3. MixColumns—a mixing operation which operates on the columns of the state, combining the four bytes in each column.
4. AddRoundKey
4. Final Round (no MixColumns)
1. SubBytes
2. ShiftRows
3. AddRoundKey

So, we are most defiantly (without a doubt) going to make our network run with WEP-2 security and AES encryption. Or else, the user cannot connect at all to the robot to gather, run, or collect data.

PS. If you are interesting in looking at some code for AES--- look here (it's in C). 

Hardware Overview

I have yet to explain exactly what our robot is attempting to accomplish. However, a quick synopsis is at the top of my blog. Let me divulge a more in-depth discussion of this information to my readers.

The robot is intended to be used as a military-operated vehicle that employs multiple sensors to detect potential bomb threats by collecting radiological and chemical data. Hundreds of men and women die every year in combat due to un-detected bombs and chemical exposure. The Bomb-Sniffing Robot is a proposed solution to this problem. This project’s goal is to save future men and women from dying preventable deaths in combat. As a result, the robot’s design targets military customers as well as civilian bomb squads.


As a side-note, look at this compelling data on the deaths from bombs within Bagdad, Iraq. The number of deaths just keeps rising (information found from http://news.bbc.co.uk/2/shared/spl/hi/in_depth/baghdad_navigator/). 

Now that I hopefully have your attention, lets go over our hardware. The figure below shows the overall hardware diagram. This figure describes the system as it pulls in data and transmits important sensor data.





















The basic operation goes as follows, a user wants to see if there is a bomb or other chemical hazards in an area, but this person does not want to get blown up--so use our Bomb-Sniffing Robot. The user can use the PlayStation controller (hooked up by USB) to control the on board camera's pan/tilt/zoom and robot's direction/speed. From that a GUI sends out the controller commands (via wi-fi) to the robot. Meanwhile, the robot is collecting all sensor data (camera, gps, LPG, propane, carbon monoxide, methane, and radiation). Then the robot transmits to the GUI the sensor information at a constant rate through the wi-fi connection.  The GUI allows the user to see the data in a convenient graphical and numerical format (via graphs).

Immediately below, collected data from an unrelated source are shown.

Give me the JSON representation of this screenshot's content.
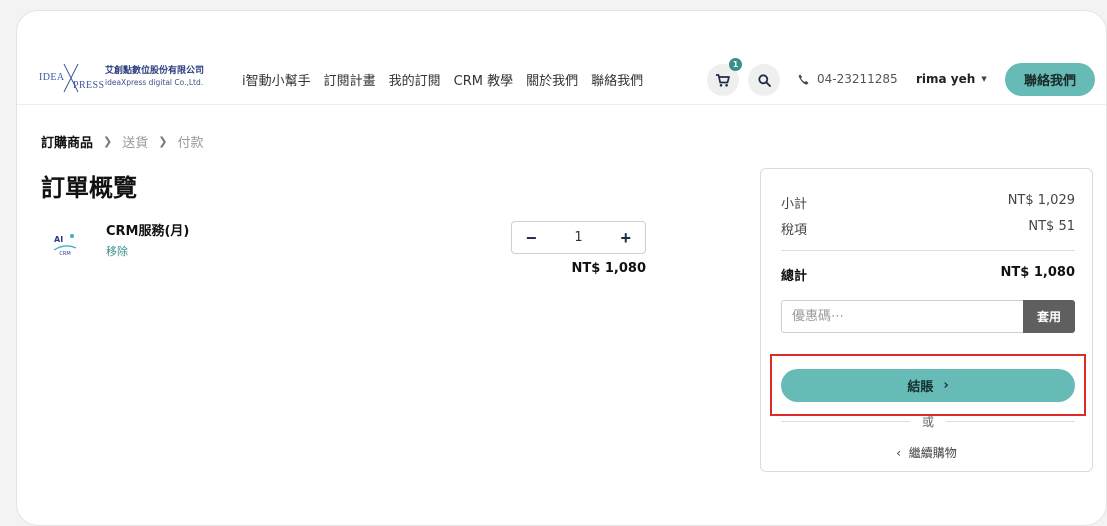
{
  "header": {
    "logo": {
      "mark_left": "IDEA",
      "mark_right": "PRESS",
      "company_cn": "艾創點數位股份有限公司",
      "company_en": "ideaXpress digital Co.,Ltd."
    },
    "nav": [
      "i智動小幫手",
      "訂閱計畫",
      "我的訂閱",
      "CRM 教學",
      "關於我們",
      "聯絡我們"
    ],
    "cart_count": "1",
    "phone": "04-23211285",
    "user_name": "rima yeh",
    "contact_label": "聯絡我們"
  },
  "breadcrumb": {
    "steps": [
      "訂購商品",
      "送貨",
      "付款"
    ]
  },
  "page_title": "訂單概覽",
  "product": {
    "thumb_top": "AI",
    "thumb_bottom": "CRM",
    "name": "CRM服務(月)",
    "remove_label": "移除",
    "quantity": "1",
    "line_price": "NT$ 1,080"
  },
  "summary": {
    "subtotal_label": "小計",
    "subtotal_value": "NT$ 1,029",
    "tax_label": "稅項",
    "tax_value": "NT$ 51",
    "total_label": "總計",
    "total_value": "NT$ 1,080",
    "coupon_placeholder": "優惠碼⋯",
    "coupon_apply": "套用",
    "checkout_label": "結賬",
    "or_label": "或",
    "continue_label": "繼續購物"
  },
  "colors": {
    "accent": "#67bbb7",
    "highlight_frame": "#e02a2a",
    "badge": "#3a8f8a"
  }
}
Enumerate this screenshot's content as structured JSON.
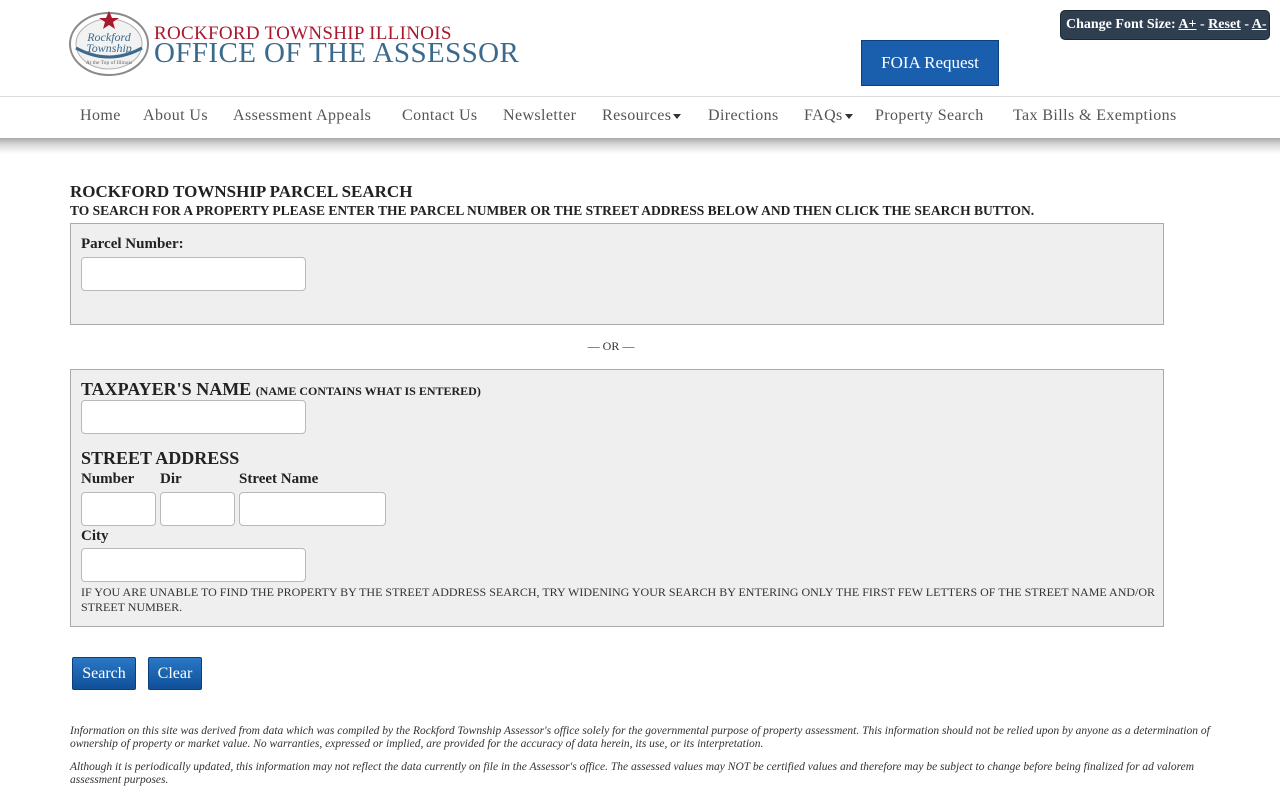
{
  "header": {
    "logo_text_line1": "Rockford",
    "logo_text_line2": "Township",
    "logo_tagline": "At the Top of Illinois",
    "brand_top": "ROCKFORD TOWNSHIP ILLINOIS",
    "brand_main": "OFFICE OF THE ASSESSOR",
    "foia_label": "FOIA Request",
    "font_size": {
      "label": "Change Font Size:",
      "increase": "A+",
      "reset": "Reset",
      "decrease": "A-",
      "separator": "-"
    }
  },
  "nav": {
    "items": [
      {
        "label": "Home"
      },
      {
        "label": "About Us"
      },
      {
        "label": "Assessment Appeals"
      },
      {
        "label": "Contact Us"
      },
      {
        "label": "Newsletter"
      },
      {
        "label": "Resources",
        "dropdown": true
      },
      {
        "label": "Directions"
      },
      {
        "label": "FAQs",
        "dropdown": true
      },
      {
        "label": "Property Search"
      },
      {
        "label": "Tax Bills & Exemptions"
      }
    ]
  },
  "search": {
    "title": "ROCKFORD TOWNSHIP PARCEL SEARCH",
    "subtitle": "TO SEARCH FOR A PROPERTY PLEASE ENTER THE PARCEL NUMBER OR THE STREET ADDRESS BELOW AND THEN CLICK THE SEARCH BUTTON.",
    "parcel_label": "Parcel Number:",
    "parcel_value": "",
    "or_text": "— OR —",
    "taxpayer_label": "TAXPAYER'S NAME",
    "taxpayer_hint": "(NAME CONTAINS WHAT IS ENTERED)",
    "taxpayer_value": "",
    "street_address_label": "STREET ADDRESS",
    "number_label": "Number",
    "dir_label": "Dir",
    "street_name_label": "Street Name",
    "city_label": "City",
    "note": "IF YOU ARE UNABLE TO FIND THE PROPERTY BY THE STREET ADDRESS SEARCH, TRY WIDENING YOUR SEARCH BY ENTERING ONLY THE FIRST FEW LETTERS OF THE STREET NAME AND/OR STREET NUMBER.",
    "search_button": "Search",
    "clear_button": "Clear"
  },
  "disclaimer": {
    "p1": "Information on this site was derived from data which was compiled by the Rockford Township Assessor's office solely for the governmental purpose of property assessment. This information should not be relied upon by anyone as a determination of ownership of property or market value. No warranties, expressed or implied, are provided for the accuracy of data herein, its use, or its interpretation.",
    "p2": "Although it is periodically updated, this information may not reflect the data currently on file in the Assessor's office. The assessed values may NOT be certified values and therefore may be subject to change before being finalized for ad valorem assessment purposes."
  },
  "colors": {
    "brand_red": "#a8192e",
    "brand_blue": "#3b6a8c",
    "button_blue": "#1a5fae",
    "panel_gray": "#efefef"
  }
}
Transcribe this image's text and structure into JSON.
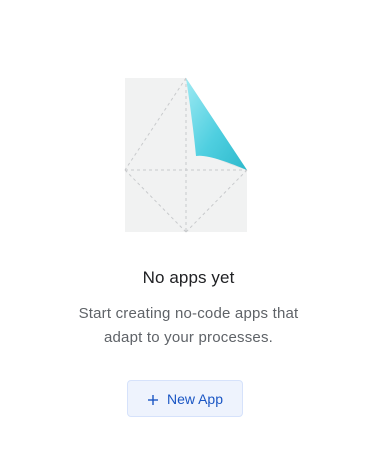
{
  "empty_state": {
    "title": "No apps yet",
    "subtitle": "Start creating no-code apps that adapt to your processes.",
    "illustration_icon": "folded-paper-icon"
  },
  "actions": {
    "new_app_label": "New App",
    "new_app_icon": "plus-icon"
  },
  "colors": {
    "accent": "#1a56c4",
    "button_bg": "#eef3fd",
    "fold_cyan": "#4ccfe0"
  }
}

I will later post an in-depth discussion on our beginning software overview between our two main submodules-- robot and GUI. There you can learn about what is going on in the background and what special features each has to offer. Note that our design is very unique, because you don't need a large amount of on-board memory on the robot, due to the constant transmission of data. Just enough to hold the data for awhile until another transmission can be made.